Il 29 ottobre si celebra in tutto il mondo la Giornata mondiale contro l’ictus: prevenirlo è possibile anche riconoscendo le alterazioni anomale del ritmo del cuore. Il 13 e il 14 novembre un convegno a Villa Quaranta
Ogni anno in Italia circa 200mila persone vengono colpite da ictus cerebrale (9mila nel solo Veneto), patologia che rappresenta la terza causa di morte dopo le malattie cardiovascolari e le neoplasie, la seconda dopo i 65 anni. Rimane anche la maggiore causa di disabilità e i casi sono destinati ad aumentare per il progressivo invecchiamento della popolazione.
Per sottolineare l’importanza di un’adeguata prevenzione (il 20% dei casi sono delle recidive), oggi si celebra la Giornata mondiale contro l’ictus cerebrale giunta all’ottava edizione.
Ma che cos’è l’ictus? “Si tratta dell’arresto improvviso della circolazione cerebrale: il mancato apporto di ossigeno e nutrienti comporta la morte delle cellule neuronali della zona interessata del cervello e quindi la perdita delle funzioni da essa sostenute”, risponde il dottor Alessandro Adami, responsabile dello Stroke Center dell’ospedale Sacro Cuore Don Calabria, centro di primo livello nella Rete dell’ictus della Regione Veneto.
Le conseguenze sono devastanti: su circa 1 milione di sopravvissuti all’evento acuto, in Italia il 30% presenta una pesante disabilità che compromette la qualità di vita delle persone e grava anche dal punto di vista economico sulla comunità e le famiglie
“Prevenire l’ictus è possibile – sottolinea di dottor Adami – individuando i fattori di rischio che determinano la nascita di lesioni vascolari a loro volta responsabili di trombi o emboli che possono occludere la circolazione cerebrale”.
È importante quindi tenere sotto controllo la pressione arteriosa, il colesterolo, i trigliceridi, l’aumento del peso corporeo e il diabete. Ma anche il cuore, perché il trombo potrebbe formarsi proprio a livello del muscolo cardiaco ed embolizzare nel cervello. In questo caso al fine della prevenzione dell’evento patologico è molto importante riconoscere quelle alterazioni “anomale” del ritmo cardiaco che possono portare alla formazione di trombi e curarle farmacologicamente in maniera corretta, grazie alla collaborazione tra neurologi e cardiologi.
Proprio alla prevenzione del cardioembolismo cerebrale è dedicato il primo convegno neurovascolare del Garda, che si terrà il 13 e 14 novembre a Villa Quaranta Park Hotel di Ospedaletto di Pescantina.
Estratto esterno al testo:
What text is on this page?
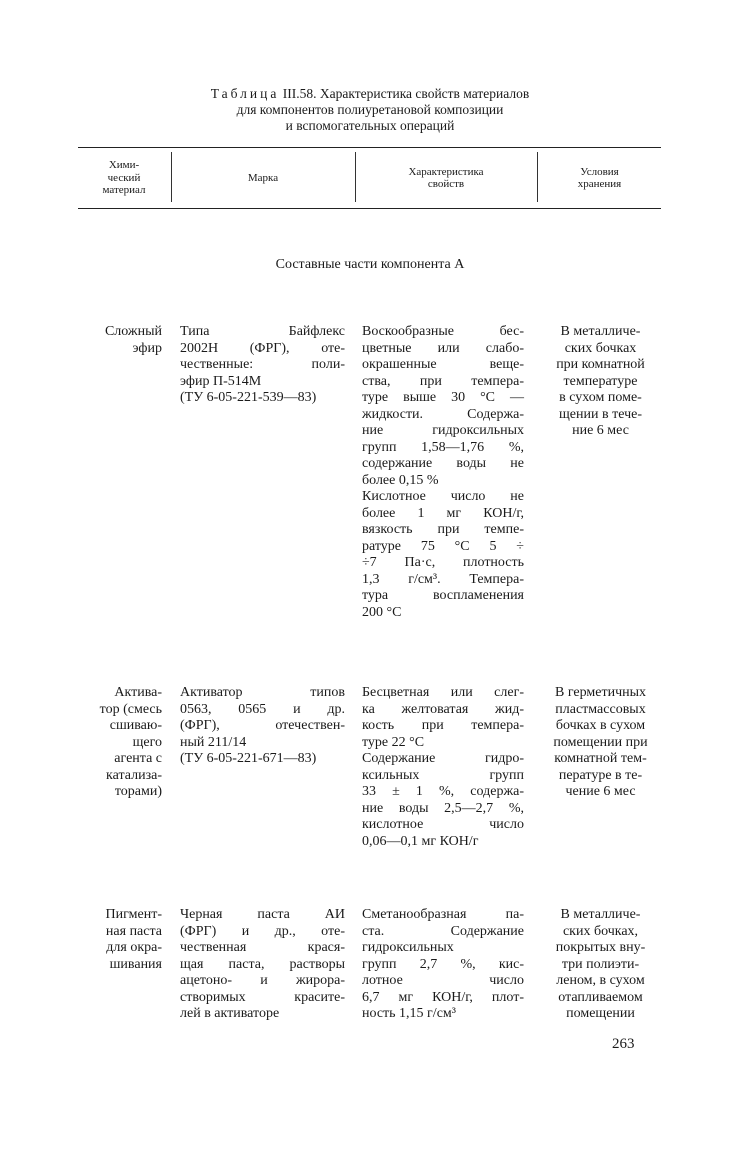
Таблица III.58. Характеристика свойств материалов
для компонентов полиуретановой композиции
и вспомогательных операций
Хими-
ческий
материал
Марка
Характеристика
свойств
Условия
хранения
Составные части компонента А
Сложный
эфир
Типа Байфлекс
2002Н (ФРГ), оте-
чественные: поли-
эфир П-514М
(ТУ 6-05-221-539—83)
Воскообразные бес-
цветные или слабо-
окрашенные веще-
ства, при темпера-
туре выше 30 °С —
жидкости. Содержа-
ние гидроксильных
групп 1,58—1,76 %,
содержание воды не
более 0,15 %
Кислотное число не
более 1 мг КОН/г,
вязкость при темпе-
ратуре 75 °С 5 ÷
÷7 Па·с, плотность
1,3 г/см³. Темпера-
тура воспламенения
200 °С
В металличе-
ских бочках
при комнатной
температуре
в сухом поме-
щении в тече-
ние 6 мес
Актива-
тор (смесь
сшиваю-
щего
агента с
катализа-
торами)
Активатор типов
0563, 0565 и др.
(ФРГ), отечествен-
ный 211/14
(ТУ 6-05-221-671—83)
Бесцветная или слег-
ка желтоватая жид-
кость при темпера-
туре 22 °С
Содержание гидро-
ксильных групп
33 ± 1 %, содержа-
ние воды 2,5—2,7 %,
кислотное число
0,06—0,1 мг КОН/г
В герметичных
пластмассовых
бочках в сухом
помещении при
комнатной тем-
пературе в те-
чение 6 мес
Пигмент-
ная паста
для окра-
шивания
Черная паста АИ
(ФРГ) и др., оте-
чественная крася-
щая паста, растворы
ацетоно- и жирора-
створимых красите-
лей в активаторе
Сметанообразная па-
ста. Содержание
гидроксильных
групп 2,7 %, кис-
лотное число
6,7 мг КОН/г, плот-
ность 1,15 г/см³
В металличе-
ских бочках,
покрытых вну-
три полиэти-
леном, в сухом
отапливаемом
помещении
263
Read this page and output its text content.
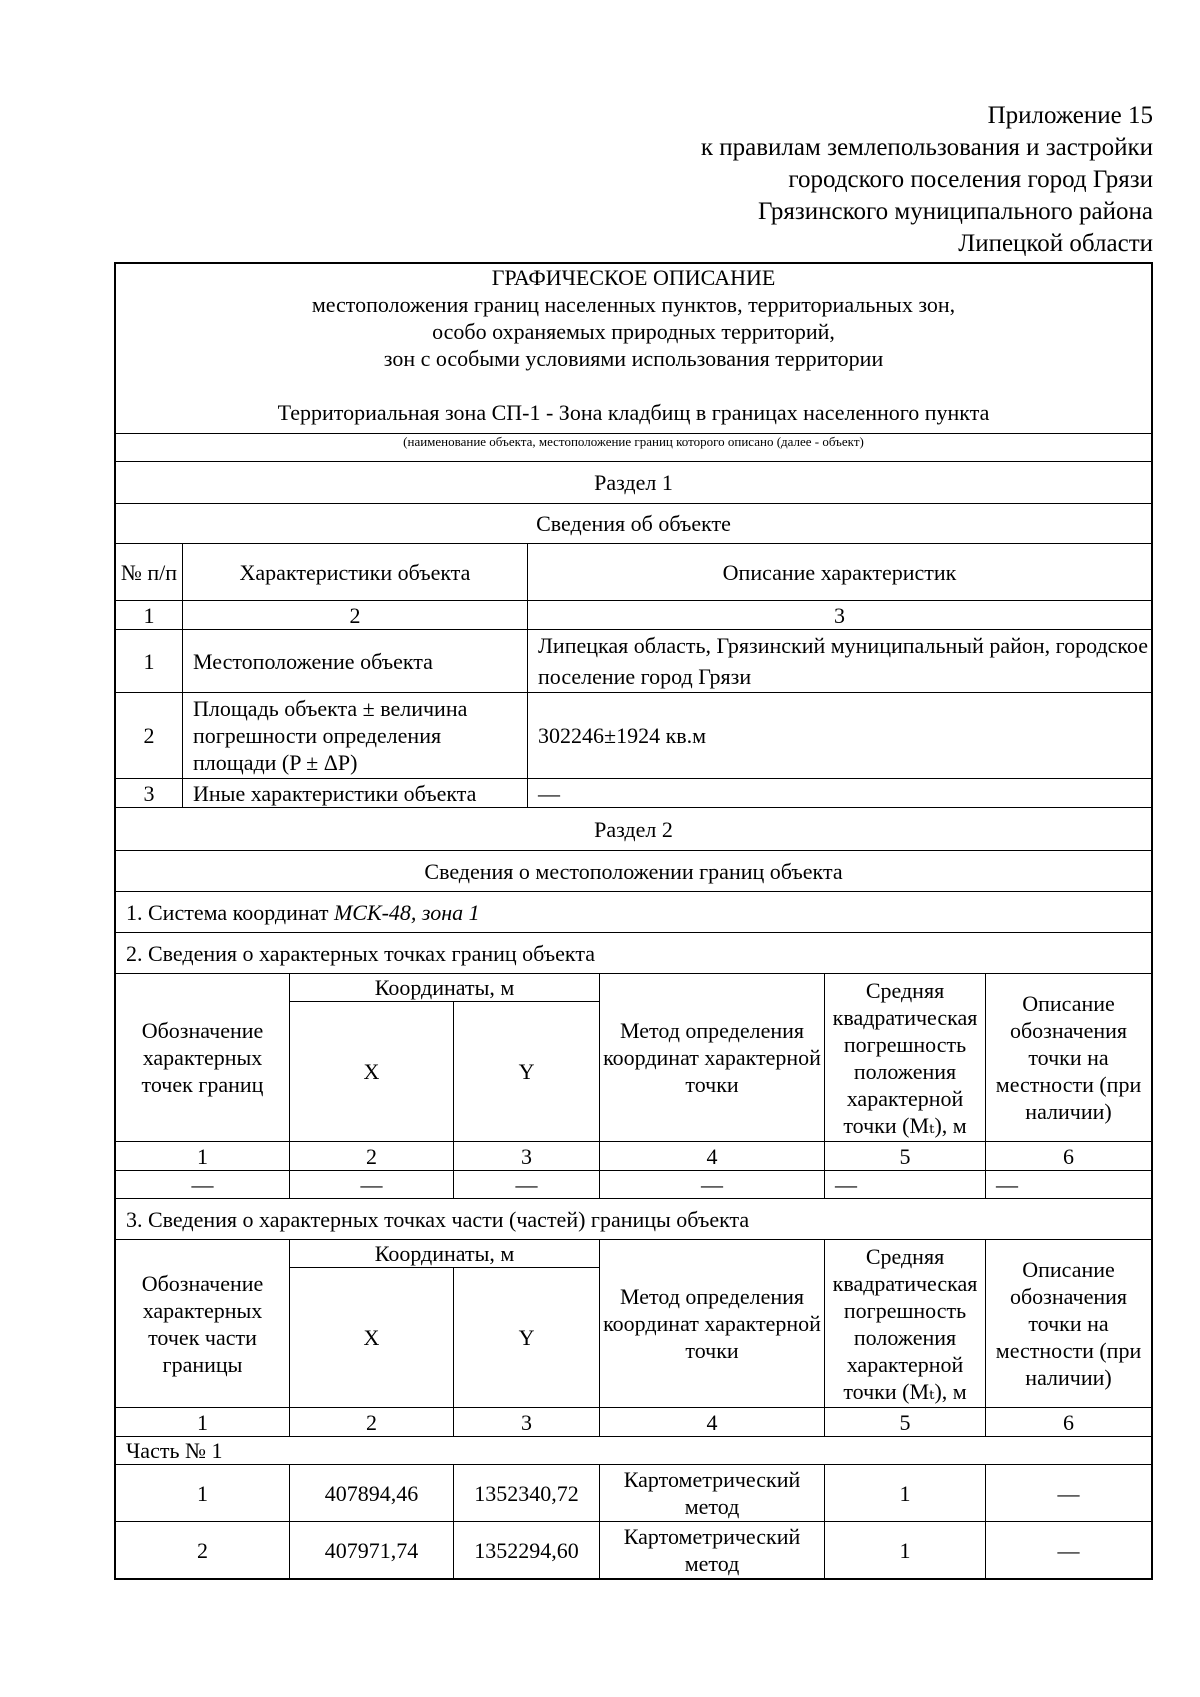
Приложение 15
к правилам землепользования и застройки
городского поселения город Грязи
Грязинского муниципального района
Липецкой области
ГРАФИЧЕСКОЕ ОПИСАНИЕ
местоположения границ населенных пунктов, территориальных зон,
особо охраняемых природных территорий,
зон с особыми условиями использования территории
Территориальная зона СП-1 - Зона кладбищ в границах населенного пункта

(наименование объекта, местоположение границ которого описано (далее - объект)
Раздел 1
Сведения об объекте
№ п/п	Характеристики объекта	Описание характеристик
1	2	3
1	Местоположение объекта	Липецкая область, Грязинский муниципальный район, городское поселение город Грязи
2	Площадь объекта ± величина погрешности определения площади (P ± ΔP)	302246±1924 кв.м
3	Иные характеристики объекта	—
Раздел 2
Сведения о местоположении границ объекта
1. Система координат МСК-48, зона 1
2. Сведения о характерных точках границ объекта
Обозначение характерных точек границ	Координаты, м		Метод определения координат характерной точки	Средняя квадратическая погрешность положения характерной точки (Mₜ), м	Описание обозначения точки на местности (при наличии)
	X	Y			
1	2	3	4	5	6
—	—	—	—	—	—
3. Сведения о характерных точках части (частей) границы объекта					
Обозначение характерных точек части границы	Координаты, м		Метод определения координат характерной точки	Средняя квадратическая погрешность положения характерной точки (Mₜ), м	Описание обозначения точки на местности (при наличии)
	X	Y			
1	2	3	4	5	6
Часть № 1					
1	407894,46	1352340,72	Картометрический метод	1	—
2	407971,74	1352294,60	Картометрический метод	1	—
La due giorni è organizzata dallo Stroke Center di Negrar e dalla Stroke Unit dell’Azienda ospedaliera Carlo Poma di Mantova, diretta dal dottor Giorgio Silvestrelli, con l’obiettivo di mettere a confronto gli specialisti delle tre regioni che insistono sul lago di Garda: Veneto, Lombardia e Trentino Alto Adige.
“Offrendo un evento formativo che si differenzia da tutti gli altri – prosegue il neurologo – vogliamo mettere in luce come ciascuna realtà,in base alle proprie risorse organizzative e territoriali, abbia implementato le linee guida sulla prevenzione dell’ictus, traendo dalle differenze un’occasione di crescita per tutti”.
Ma il convegno non sarà un evento fine a se stesso. “È il punto di partenza di un progetto che mira a creare un network di specialisti territoriali. Neurologi e cardiologi che, sfruttando le nuove possibilità informatiche, possano consultarsi in tempo reale per offrire al cittadino, ovunque egli risieda, le migliori terapie per la prevenzione e la cura dell’ictus”, sottolinea Adami.
Ad oggi la terapia di elezione per ridurre i danni dell’ischemia resta la trombolisi sistemica, un intervento farmacologico che ha lo scopo di “sciogliere” l’embolo responsabile dell’arresto della circolazione cerebrale. In Veneto viene praticata solo nei Centri di primo e secondo livello attivi 24 ore su 24, tra cui Negrar, che ogni anno cura circa 200 nuovi casi di ictus.
Affinché sia efficace la somministrazione deve avvenire entro le quattro ore e mezza dall’insorgere della sintomatologie ed è indicata per i pazienti privi di significative disabilità precedenti. È stato dimostrato che la trombolisi effettuata in Centri specializzati riduce significatamente la disabilità con un maggior numero di pazienti che a distanza di un anno dal trattamento si trovano a casa propria con sintomi assenti o comunque minimi.